It has finally happened - the Kinect motion-sensing gadget from Microsoft has been hooked up to control avatars in virtual worlds that use the Second Life viewer:


Thanks to New World Notes for spotting this!

This kind of thing tends to get people very excited, and rightly so - making interaction with 3D virtual environments more intuitive and less clunky is key to bringing the benefits that these environments hold. I'm easily swept up by the giddy shiny too, imagining being able to have all my movements and facial gestures immediately reflected in my avatar, visible to everyone, under my control (turn down transmission of grumpy, accentuate transmission of happy, apply improve-posture algorithm etc). This is maybe a step along the way, but before getting too excited it's worth understanding exactly what is happening here and what the limitations currently are.

Currently in Second Life and OpenSim, only the position and rotation of the avatar are sent to clients - when my avatar moves, your viewer gets told more or less 'this avatar moved to position x and is facing south'. Nothing about position of joints, limbs etc.
When you see animations, even the walking motion, it is because the server sends a message to all the clients telling them to start playing a certain animation - which is a rigid predefined series of steps or frames for the avatar. This even extends to walking - when you start moving, the server will send a message to all the other nearby avatars viewers to say 'start playing the walking animation for this AV, and update his position to ...'.

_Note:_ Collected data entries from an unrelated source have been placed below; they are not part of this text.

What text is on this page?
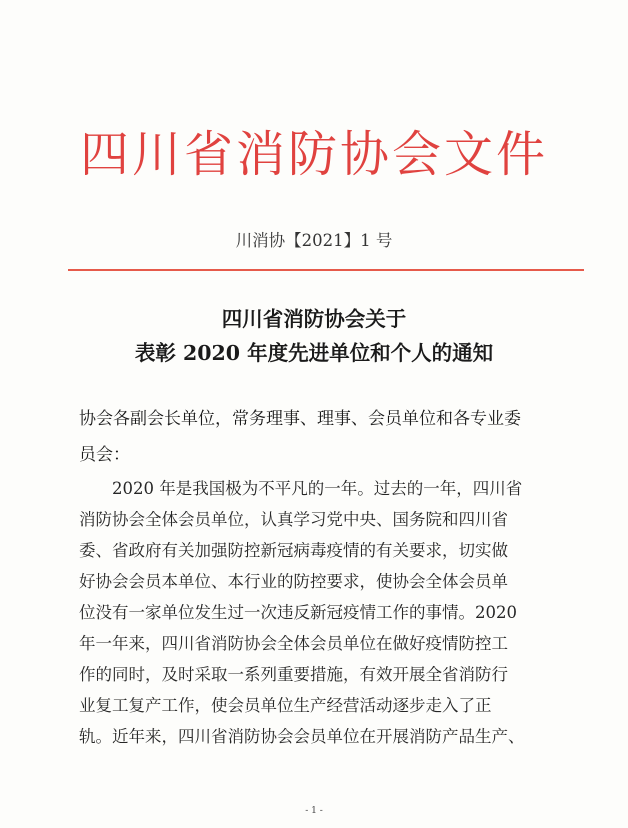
四川省消防协会文件
川消协【2021】1 号
四川省消防协会关于
表彰 2020 年度先进单位和个人的通知
协会各副会长单位，常务理事、理事、会员单位和各专业委
员会：
2020 年是我国极为不平凡的一年。过去的一年，四川省
消防协会全体会员单位，认真学习党中央、国务院和四川省
委、省政府有关加强防控新冠病毒疫情的有关要求，切实做
好协会会员本单位、本行业的防控要求，使协会全体会员单
位没有一家单位发生过一次违反新冠疫情工作的事情。2020
年一年来，四川省消防协会全体会员单位在做好疫情防控工
作的同时，及时采取一系列重要措施，有效开展全省消防行
业复工复产工作，使会员单位生产经营活动逐步走入了正
轨。近年来，四川省消防协会会员单位在开展消防产品生产、
- 1 -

This has several repercussions. Firstly the range of movements that your avatar can express is limited to the animations that you have access to. However one of the great things about Second Life and OpenSim is that users can generate their own and make them available to others, as they can with other objects. But those animations are still pre-recorded fixed sequences - all you can do is effectively press 'play' (although some subtle effects can be achieved by belnding animations together I think).

Also there could be significant lag or time differences between the arrival of the 'start playing' message at the viewers of all the nearby avatars. Some animations are built into the viewer, such as walking. Those that aren't need to be sent to the viewer before they can start playing. So if someone starts dancing, there will be a delay before you see that happen, a delay that depends upon how quickly you can download the details of the animation amongst other things. Everyone sees animations at slightly different times.

This all puts several layers of separation between the motion you would like your avatar to have as you imagine it and what everyone else actually sees.

The introduction of Kinect in the video above is actually putting another layer on top. The Kinect device plus various pieces of open source software have allowed the PC to recognise a set of gestures made by the user and convert those gestures into instructions to the viewer exactly as if you had pressed the relevant key on the keyboard. In some cases the gestures have been set up to trigger the playing of animations as described above - so waving triggers the playing of a 'wave' animation. In other cases, the gestures are being used to drive the user interface rather than the avatar - moving the camera viewpoint for example. You could imagine gestures for open inventory, take snapshot and so on.

Naturally you might imagine the next step is to have the Avatar ape the exact movements of the user. All we have to do is hack the code of the viewer to allow it to get the avatar pose directly from the Kinect, right? Actually, no. You could potentially do that - and have your avatar as shown to you by your client moving in sync with your body as captured by the Kinect. This has already been done with other motion capture technology. But then all of that avatar body and limb position information would have to be sent in real time to all the other nearby clients. There is simply no mechanism in Second Life or OpenSim to do this at the moment. There was a big project a few years ago to introduce full puppeteering into Second Life - this would have included the necessary streaming of avatar motion but also included wonderful things like rag-doll physics and the ability to manipulate the avatar freely. A comprehensive post on the work including demo videos is available at avatarpuppeteering.com. According to the SL wiki the project was put on permanent hold and the link to the source code seems broken.

Given the huge success of the Kinect, the high level of interest in it from the PC, gaming and virtual worlds communities, and the recent suggestions that Microsoft would release a Windows SDK for the Kinect, I'd love to see this pupeteering project revived with a focus on the real-time avatar motion capture and streaming. That is unlikely so maybe the code could be made available so others can continue the work. There are of course many challenges - how do you mix control of the UI with control of the Avatar? How do you control the extent to which the avatar copies the user movements? However, at a time when the focus seems to be increasingly away from PC-based fully immersive virtual experiences to mobile device based toys this kind of technology to increase the immersion would make a PC based rich client very relevant. And maybe get people dreaming again.